The number is right, but to work out the total drop % you need to sum recvd but not the dropped number.
Here’s a script i wrote a while ago that does that… can pipe netstats output to this:
#!/usr/bin/env python
from future import print_function
import sys
import re
from collections import defaultdict
totals = defaultdict(int)
host_dropped = {}
total_rx = total_drop = 0
for line in sys.stdin:
parts = re.split(‘[ =:]+’, line.strip())
node, time, _, recvd, _, dropped, _, link = parts
host = node[:-2]
totals[host] += int(link)
total_rx += int(link)
if host not in host_dropped:
total_drop += int(dropped)
host_dropped[host] = int(dropped)
for host, total in sorted(totals.items()):
if not total: continue
d = host_dropped[host]
print(“%s dropped=%d rx=%d %0.2f%%” % (host, d, total, 100.0*d/total))
print()
print(“Totals dropped=%d rx=%d %0.2f%%” % (total_drop, total_rx, 100.0*total_drop/total_rx))
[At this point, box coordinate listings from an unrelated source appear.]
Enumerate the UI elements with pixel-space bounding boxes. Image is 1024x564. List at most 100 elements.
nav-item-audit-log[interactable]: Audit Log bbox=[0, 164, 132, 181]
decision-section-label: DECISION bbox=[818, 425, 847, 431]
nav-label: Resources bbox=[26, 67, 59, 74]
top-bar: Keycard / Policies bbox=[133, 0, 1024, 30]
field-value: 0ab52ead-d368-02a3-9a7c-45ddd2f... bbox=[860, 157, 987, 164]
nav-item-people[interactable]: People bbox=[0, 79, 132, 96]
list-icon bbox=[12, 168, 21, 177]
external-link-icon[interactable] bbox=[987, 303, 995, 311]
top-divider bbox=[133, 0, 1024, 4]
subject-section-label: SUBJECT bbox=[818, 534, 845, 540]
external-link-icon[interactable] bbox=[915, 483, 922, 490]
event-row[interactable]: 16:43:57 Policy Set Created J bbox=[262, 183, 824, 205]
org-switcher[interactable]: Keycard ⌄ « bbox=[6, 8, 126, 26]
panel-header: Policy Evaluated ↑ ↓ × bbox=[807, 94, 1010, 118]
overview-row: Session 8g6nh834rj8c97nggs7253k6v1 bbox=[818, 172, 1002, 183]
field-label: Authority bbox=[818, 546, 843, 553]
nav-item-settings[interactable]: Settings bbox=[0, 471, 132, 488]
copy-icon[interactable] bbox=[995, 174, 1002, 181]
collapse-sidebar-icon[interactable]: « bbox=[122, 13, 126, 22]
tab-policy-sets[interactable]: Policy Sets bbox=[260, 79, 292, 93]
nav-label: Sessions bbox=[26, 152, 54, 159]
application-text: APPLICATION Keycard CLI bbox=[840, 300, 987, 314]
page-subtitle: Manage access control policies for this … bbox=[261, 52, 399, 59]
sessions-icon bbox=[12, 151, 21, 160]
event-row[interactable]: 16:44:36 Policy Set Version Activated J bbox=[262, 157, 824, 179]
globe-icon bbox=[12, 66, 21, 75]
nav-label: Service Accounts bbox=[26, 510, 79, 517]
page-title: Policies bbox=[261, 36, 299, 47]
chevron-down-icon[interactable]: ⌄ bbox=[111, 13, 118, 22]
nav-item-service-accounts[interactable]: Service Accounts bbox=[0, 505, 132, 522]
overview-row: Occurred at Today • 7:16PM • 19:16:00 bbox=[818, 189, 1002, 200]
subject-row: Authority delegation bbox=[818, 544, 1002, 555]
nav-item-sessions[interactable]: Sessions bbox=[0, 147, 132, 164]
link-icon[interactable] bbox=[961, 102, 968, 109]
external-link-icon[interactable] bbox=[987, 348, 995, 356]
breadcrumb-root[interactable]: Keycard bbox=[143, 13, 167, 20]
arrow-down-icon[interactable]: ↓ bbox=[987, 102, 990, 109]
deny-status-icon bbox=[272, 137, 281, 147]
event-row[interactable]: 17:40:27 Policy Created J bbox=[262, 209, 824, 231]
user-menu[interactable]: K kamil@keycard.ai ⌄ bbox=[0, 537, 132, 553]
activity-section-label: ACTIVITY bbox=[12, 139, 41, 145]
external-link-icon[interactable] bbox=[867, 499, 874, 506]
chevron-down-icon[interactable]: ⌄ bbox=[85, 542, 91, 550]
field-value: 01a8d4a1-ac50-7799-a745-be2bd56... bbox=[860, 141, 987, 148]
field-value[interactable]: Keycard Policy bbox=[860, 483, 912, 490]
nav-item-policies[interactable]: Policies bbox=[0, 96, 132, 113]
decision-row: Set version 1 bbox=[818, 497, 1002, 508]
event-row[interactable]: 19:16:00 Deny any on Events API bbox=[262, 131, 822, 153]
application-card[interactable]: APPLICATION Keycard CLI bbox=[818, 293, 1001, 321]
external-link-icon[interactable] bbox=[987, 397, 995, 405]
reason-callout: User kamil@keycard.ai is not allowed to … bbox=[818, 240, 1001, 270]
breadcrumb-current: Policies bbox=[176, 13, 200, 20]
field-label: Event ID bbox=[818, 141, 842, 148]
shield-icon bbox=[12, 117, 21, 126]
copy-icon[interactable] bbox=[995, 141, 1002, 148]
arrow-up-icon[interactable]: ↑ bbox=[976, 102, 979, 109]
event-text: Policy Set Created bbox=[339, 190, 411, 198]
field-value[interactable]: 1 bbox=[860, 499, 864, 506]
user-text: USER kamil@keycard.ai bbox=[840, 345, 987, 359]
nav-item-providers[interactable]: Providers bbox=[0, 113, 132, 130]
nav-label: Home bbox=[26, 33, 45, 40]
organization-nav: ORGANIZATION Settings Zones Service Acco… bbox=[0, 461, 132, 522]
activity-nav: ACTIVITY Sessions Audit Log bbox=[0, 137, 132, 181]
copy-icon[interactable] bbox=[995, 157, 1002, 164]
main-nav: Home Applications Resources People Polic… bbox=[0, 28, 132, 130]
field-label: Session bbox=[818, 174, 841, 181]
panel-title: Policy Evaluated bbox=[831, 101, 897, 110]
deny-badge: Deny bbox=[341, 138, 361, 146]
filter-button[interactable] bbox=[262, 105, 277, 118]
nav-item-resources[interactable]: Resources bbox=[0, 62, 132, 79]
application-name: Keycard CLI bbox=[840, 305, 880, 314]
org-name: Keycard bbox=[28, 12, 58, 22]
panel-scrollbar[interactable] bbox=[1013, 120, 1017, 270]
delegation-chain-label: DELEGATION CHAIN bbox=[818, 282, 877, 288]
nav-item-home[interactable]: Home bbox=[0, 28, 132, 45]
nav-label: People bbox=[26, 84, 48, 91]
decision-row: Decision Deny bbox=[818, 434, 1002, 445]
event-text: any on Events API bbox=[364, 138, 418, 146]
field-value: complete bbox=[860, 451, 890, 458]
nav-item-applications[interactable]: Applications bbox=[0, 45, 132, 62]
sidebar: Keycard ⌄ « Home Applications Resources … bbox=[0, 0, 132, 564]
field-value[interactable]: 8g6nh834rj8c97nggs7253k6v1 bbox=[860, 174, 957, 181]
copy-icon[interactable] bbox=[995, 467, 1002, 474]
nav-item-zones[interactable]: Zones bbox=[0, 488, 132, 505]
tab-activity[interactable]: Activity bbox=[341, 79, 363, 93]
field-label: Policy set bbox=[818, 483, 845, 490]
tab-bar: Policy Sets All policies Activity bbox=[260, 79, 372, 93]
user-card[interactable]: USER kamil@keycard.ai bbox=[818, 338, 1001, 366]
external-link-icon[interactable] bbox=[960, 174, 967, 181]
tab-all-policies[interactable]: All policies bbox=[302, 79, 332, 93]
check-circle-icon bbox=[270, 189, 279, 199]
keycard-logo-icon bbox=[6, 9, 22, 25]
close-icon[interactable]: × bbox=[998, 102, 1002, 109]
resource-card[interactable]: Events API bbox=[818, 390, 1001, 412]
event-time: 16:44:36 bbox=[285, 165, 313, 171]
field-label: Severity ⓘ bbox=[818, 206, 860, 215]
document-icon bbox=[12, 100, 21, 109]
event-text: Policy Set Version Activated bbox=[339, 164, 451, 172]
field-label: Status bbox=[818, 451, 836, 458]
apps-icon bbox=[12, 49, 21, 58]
may need to tweak the host = node[:-2] line if you run more than 9 workers
running that on your output I get
worker-1 dropped=2260820124 rx=71909138670 3.14%
worker-2 dropped=640636540 rx=82342415425 0.78%
which isn’t so bad… without accounting for the shared drops it looks more like 15% and 4%. Double the number of workers and fix the load balancing and you should be able to get that to zero.